こちらを見るなりWSO統括理事とモンスター学教授を認識し、あまつさえ光太郎と知己のように声かけしてくる。そこから察するに彼女が例の友人とやらだろうと推測したヴァールと妹尾は、応対するのを光太郎に任せしばらく様子見することにした。
「あっ、相田さーん! 久しぶり、元気してた!?」
「あったりまえじゃないのさ、アンタも元気そうで何よりだわ猪突猛進くん。で、良いからどうやって知り合ったのか言いなさいってば」
「スタンピードの時に見かけて、そのまま同行させてくれって頼み込んだだけー」
「本当? 意外とすんなりオッケーもらえるのねえ。私も今度京都行ってやってみようかしら、御堂さん私を弟子にしてーって」
「…………御堂? 御堂将太のことか、なぜそこで彼が出てきたのだ」
意外なタイミングで意外な名──関西は京都の名探査者、御堂将太──が出てきたことに、彼とそれなりに親交のあるヴァールが怪訝にも反応した。

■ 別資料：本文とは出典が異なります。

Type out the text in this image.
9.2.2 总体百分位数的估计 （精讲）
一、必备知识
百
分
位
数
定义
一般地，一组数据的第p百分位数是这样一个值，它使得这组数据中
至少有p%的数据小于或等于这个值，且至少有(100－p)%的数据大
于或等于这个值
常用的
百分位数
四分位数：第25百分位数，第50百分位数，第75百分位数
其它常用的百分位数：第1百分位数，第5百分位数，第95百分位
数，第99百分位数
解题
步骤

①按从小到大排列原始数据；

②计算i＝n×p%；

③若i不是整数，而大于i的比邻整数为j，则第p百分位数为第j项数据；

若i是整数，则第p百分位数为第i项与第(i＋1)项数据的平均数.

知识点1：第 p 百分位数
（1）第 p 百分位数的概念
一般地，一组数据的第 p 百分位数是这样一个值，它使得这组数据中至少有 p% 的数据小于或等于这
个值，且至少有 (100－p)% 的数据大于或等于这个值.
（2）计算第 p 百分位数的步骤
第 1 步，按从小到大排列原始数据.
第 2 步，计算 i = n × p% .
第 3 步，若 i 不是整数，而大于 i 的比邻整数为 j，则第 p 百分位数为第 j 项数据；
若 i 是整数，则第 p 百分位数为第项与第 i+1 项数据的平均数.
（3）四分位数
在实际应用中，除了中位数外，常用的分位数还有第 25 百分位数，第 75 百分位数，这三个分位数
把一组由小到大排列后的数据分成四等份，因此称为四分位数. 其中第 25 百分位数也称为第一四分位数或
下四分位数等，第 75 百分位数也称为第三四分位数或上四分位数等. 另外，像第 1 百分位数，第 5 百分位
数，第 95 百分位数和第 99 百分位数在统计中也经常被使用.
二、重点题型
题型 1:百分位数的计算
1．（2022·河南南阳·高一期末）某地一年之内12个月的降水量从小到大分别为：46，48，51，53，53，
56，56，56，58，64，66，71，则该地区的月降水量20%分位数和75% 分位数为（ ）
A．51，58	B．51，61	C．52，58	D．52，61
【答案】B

それに対して女は、光太郎とのやりとりもそこそこに彼女に向き直る。最近よく見かける地元探査者達のような、どこか値踏みしてくる感じではない。
たしかな敬意、そして緊張。
言うなれば"普通"の態度で女探査者は、そして名乗りを上げるのだった。
「お初にお目にかかりますソフィア・チェーホワ統括理事。私は相田ひとみ、富山の探査者で早瀬光太郎くんの友人です。御堂さんについてはそのう、個人的にもファンなので弟子入りしたいなーってだけなんです。男前だしお金持ちでしょう、あの人?」
彼女──相田ひとみは、はにかみながらも率直な理由を口にして穏やかに、けれどどこか妖艶に微笑んでいた。